Your medical history, symptoms, and several diagnostic tests can be used together to help your doctors determine whether you have insulin resistance:

  • Fasting blood glucose test: A fasting a blood glucose level between 100 mg/dl and 125 mg/dl is typical of those who are insulin resistant. If your fasting blood glucose reaches 100 mg/dl, you will be diagnosed with prediabetes, and if it reaches 126, diabetes.
  • Oral glucose tolerance test: This test requires that you abstain from eating and drinking for 12 hours before the test. You will have your blood sugar checked, drink a sugary fluid, and have your blood glucose tested again after time has passed. In general, blood glucose over 140 mg/dl after three hours is suggestive of pre-diabetes or diabetes, and there may be a correlation between high blood glucose levels and insulin resistance.
  • Hemoglobin A1C test: This test measures your average glucose level over the past two to three months. A normal level is between 4 percent and 5.6 percent; a level between 5.7 percent and 6.4 percent is consistent with prediabetes, and a level of 6.5 percent or above is typical of diabetes. Here too, there is not a range that is diagnostic of insulin resistance, but high levels, in consideration of risk factors and symptoms, are suggestive of the diagnosis.

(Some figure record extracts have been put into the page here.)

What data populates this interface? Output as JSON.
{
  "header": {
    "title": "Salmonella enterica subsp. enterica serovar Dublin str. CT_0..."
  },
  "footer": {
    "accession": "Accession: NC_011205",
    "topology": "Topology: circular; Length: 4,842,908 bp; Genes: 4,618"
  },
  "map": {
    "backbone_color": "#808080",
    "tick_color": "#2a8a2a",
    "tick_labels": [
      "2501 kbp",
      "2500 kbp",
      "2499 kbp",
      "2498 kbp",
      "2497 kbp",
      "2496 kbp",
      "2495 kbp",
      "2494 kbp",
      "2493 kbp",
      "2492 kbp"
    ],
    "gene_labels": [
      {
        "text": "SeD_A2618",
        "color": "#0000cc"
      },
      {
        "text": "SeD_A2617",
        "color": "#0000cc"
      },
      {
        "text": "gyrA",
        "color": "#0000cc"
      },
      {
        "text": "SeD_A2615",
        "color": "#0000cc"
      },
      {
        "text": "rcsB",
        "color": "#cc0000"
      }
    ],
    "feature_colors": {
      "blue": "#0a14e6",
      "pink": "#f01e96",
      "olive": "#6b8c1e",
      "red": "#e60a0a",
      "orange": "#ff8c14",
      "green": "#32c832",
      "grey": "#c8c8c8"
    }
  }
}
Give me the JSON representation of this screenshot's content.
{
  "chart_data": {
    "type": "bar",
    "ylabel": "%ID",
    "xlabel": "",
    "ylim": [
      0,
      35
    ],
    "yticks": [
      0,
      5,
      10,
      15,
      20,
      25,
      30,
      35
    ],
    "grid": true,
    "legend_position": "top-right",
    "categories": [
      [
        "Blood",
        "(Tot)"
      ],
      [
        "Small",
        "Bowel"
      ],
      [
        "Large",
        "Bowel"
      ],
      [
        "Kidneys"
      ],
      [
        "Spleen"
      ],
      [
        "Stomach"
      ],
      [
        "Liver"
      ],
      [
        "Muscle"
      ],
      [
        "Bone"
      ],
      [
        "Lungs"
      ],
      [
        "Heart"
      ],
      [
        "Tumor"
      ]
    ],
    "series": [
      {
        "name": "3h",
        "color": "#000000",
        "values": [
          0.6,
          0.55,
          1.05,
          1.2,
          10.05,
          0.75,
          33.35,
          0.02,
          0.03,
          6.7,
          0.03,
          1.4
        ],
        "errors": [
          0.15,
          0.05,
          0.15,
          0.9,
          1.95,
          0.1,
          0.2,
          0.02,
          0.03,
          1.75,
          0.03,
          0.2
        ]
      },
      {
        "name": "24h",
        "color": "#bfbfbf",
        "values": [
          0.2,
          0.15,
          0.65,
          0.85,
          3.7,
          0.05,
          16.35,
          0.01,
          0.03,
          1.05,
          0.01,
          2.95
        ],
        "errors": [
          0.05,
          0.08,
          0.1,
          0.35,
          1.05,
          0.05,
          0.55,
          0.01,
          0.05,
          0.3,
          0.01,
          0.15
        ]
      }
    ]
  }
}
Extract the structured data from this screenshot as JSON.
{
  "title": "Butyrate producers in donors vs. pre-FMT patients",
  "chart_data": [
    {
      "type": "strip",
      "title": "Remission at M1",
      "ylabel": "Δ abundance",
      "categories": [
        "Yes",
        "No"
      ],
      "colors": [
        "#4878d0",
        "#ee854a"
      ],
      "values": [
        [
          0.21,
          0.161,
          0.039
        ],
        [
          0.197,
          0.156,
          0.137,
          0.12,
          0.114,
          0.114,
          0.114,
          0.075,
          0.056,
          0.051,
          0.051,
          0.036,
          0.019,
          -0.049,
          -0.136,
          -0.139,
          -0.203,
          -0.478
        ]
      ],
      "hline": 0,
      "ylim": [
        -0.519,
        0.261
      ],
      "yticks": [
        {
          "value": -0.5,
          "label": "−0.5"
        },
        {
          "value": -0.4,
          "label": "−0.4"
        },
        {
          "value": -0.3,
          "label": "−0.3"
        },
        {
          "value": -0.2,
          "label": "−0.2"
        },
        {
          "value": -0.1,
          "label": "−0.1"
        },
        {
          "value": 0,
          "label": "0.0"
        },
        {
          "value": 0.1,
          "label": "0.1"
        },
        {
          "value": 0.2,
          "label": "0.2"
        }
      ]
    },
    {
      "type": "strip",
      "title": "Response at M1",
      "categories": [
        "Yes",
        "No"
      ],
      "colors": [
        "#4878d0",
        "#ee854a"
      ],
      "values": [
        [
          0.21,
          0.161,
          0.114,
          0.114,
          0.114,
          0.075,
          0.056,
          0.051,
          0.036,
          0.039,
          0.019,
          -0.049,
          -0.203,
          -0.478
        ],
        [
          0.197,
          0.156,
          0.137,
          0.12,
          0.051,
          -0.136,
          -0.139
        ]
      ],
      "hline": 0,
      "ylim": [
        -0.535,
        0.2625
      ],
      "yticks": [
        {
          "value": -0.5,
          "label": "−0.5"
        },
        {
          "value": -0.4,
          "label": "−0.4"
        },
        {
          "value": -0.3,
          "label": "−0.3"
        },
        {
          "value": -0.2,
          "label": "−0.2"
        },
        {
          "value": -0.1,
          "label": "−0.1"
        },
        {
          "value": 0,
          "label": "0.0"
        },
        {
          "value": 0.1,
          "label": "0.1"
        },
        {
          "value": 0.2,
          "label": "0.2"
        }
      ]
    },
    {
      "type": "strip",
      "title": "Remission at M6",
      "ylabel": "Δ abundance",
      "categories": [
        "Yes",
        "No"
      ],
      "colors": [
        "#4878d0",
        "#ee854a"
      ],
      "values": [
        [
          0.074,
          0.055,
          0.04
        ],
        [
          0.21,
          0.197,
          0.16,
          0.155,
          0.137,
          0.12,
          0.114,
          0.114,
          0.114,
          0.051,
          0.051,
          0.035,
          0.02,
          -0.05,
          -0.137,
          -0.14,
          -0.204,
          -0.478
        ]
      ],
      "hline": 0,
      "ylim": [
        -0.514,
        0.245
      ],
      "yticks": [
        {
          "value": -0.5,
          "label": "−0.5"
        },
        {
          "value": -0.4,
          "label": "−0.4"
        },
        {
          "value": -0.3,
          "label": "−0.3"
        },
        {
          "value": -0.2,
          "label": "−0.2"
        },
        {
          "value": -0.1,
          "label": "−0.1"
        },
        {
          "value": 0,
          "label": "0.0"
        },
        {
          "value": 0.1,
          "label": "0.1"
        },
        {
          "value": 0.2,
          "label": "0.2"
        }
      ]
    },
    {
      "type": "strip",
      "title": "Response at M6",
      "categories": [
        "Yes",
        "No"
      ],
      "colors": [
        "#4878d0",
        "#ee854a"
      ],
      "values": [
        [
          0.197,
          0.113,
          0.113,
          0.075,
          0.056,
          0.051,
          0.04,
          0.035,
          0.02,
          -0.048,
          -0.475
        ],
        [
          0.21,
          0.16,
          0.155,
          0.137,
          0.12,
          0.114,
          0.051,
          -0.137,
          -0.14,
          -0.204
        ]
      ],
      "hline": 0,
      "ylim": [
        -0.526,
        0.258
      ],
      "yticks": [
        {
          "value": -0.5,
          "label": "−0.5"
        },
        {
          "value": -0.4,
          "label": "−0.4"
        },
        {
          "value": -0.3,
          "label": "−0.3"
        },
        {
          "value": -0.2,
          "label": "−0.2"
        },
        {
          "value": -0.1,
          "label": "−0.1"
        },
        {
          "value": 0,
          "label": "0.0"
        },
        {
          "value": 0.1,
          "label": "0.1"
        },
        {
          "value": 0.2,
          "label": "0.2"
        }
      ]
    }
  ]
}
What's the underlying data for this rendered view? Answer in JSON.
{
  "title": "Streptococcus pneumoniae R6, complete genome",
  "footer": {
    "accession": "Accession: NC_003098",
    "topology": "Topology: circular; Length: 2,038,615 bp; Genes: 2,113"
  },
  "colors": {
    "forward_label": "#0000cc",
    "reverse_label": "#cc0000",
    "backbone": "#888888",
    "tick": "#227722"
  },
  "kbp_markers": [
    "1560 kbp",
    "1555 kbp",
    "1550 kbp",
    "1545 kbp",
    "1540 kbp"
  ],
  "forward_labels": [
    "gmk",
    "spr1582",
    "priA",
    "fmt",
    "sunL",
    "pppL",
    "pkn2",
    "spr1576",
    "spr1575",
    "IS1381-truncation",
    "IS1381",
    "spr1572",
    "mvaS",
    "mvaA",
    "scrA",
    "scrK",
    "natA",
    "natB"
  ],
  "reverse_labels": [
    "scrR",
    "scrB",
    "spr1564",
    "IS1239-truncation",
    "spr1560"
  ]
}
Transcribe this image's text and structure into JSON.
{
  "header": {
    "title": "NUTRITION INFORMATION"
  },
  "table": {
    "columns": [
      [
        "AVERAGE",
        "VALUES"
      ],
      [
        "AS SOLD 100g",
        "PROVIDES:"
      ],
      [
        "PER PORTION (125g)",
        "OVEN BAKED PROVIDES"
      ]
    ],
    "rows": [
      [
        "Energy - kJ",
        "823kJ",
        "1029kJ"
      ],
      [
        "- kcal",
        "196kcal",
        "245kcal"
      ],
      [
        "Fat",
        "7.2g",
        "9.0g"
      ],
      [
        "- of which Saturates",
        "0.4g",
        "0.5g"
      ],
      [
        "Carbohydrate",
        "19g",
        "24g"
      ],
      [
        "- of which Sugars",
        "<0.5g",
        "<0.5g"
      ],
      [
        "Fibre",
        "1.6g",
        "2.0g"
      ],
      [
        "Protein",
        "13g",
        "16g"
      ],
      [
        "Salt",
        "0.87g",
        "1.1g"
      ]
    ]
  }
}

    Remember that blood tests that measure your glucose levels can add to the overall clinical picture, but they can't be used to confirm or rule out the diagnosis. In addition, there is a chance that these levels may be normal in people with early insulin resistance.

    A blood glucose test is routine at your yearly physical examination and may be done at other times if you have symptoms or risk factors for diabetes.


    Insulin resistance and pre-diabetes are both highly predictive of diabetes. If you have been diagnosed with insulin resistance, you can take some action to prevent your condition from advancing in this way. Insulin resistance itself is not treatable, as there is no known way to make your cells more responsive to insulin. However, there are effective strategies that can prevent or delay the onset of diabetes, and make it less severe if you do develop it.

    Recommendations include:

    • Weight loss: If you are overweight, try to reach a healthy weight. Though this is more challenging if you have insulin resistance, it's worth the effort.
    • Exercise: Regular exercise is believed to help your body's metabolism, which can prevent alterations such as insulin resistance.
    • Try a recommended diet: While a low-fat diet was recommended for reducing insulin resistance in the past, the Mediterranean diet and DASH diet—which incorporate healthy fats—are instead favored today. Both emphasize fruits, vegetables, nuts, and whole grains and limit meat, among other things.
    • Taking medications as needed: If you have high blood pressure or high cholesterol levels, you may need medication to control it.

    A Word From Verywell

    Insulin resistance is becoming more common, and about 10 percent of young adults fit the criteria for metabolic syndrome; 44 percent of adults in the over-60 age group do so as well.

    Insulin resistance is considered a very early sign that you could be at risk for diabetes, which sets the stage for a number of serious health complications. If you have insulin resistance, take it as a message from your body that it's time to take steps to improve your health. Addressing this condition early on can help protect you from its risks.